Currently 97 per cent of KiwiSaver funds don't have a policy to exclude fossil fuels. Check out the 11 fossil-free funds. Avoid risk and help shift funds towards renewable energy alternatives.

4. It's a good time to go ethical

Amidst the havoc in share markets, ethical funds are holding up well. Data from research agency Morningstar shows that over February-March, ethical funds have done better than conventional funds.

It appears that the reason is not only that they are under-invested in fossil fuels, but also invest in sectors like health care and well-being that are crucial during the Covid-19 crisis.

By investing ethically, you can feel good about where your money is invested and do good with your funds. Check out Mindful Money's fund finder to see a range of funds that fit your criteria.

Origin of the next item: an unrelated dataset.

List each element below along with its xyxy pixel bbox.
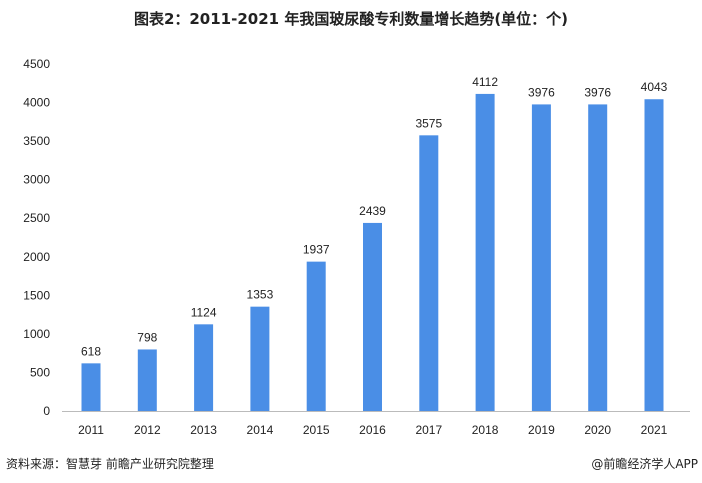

5. Look for the bright side

It is tough to say while so many people are suffering, directly from infection and indirectly from insecurity, personal loss, financial hardship and the burden of care for others, but some good will come out of this crisis. The Chinese character for crisis (wēijī) also means opportunity.

Already greenhouse gas emissions are down dramatically and air quality has improved. With the right responses, our recovery could put our economy on a more sustainable economic path. Times of disruption are the best times for change. The economic recovery package can help the transition towards a lower emissions economy.

It also offers time to build a more caring society. During the crisis, people are taking the time to help others, particularly seniors. This is our chance to offer random acts of kindness to others.

And it is a time to sort out our money. Be cautious but also be clear about your goals – not only the financial risks and returns, but also impacts of what you want your money to do in the world.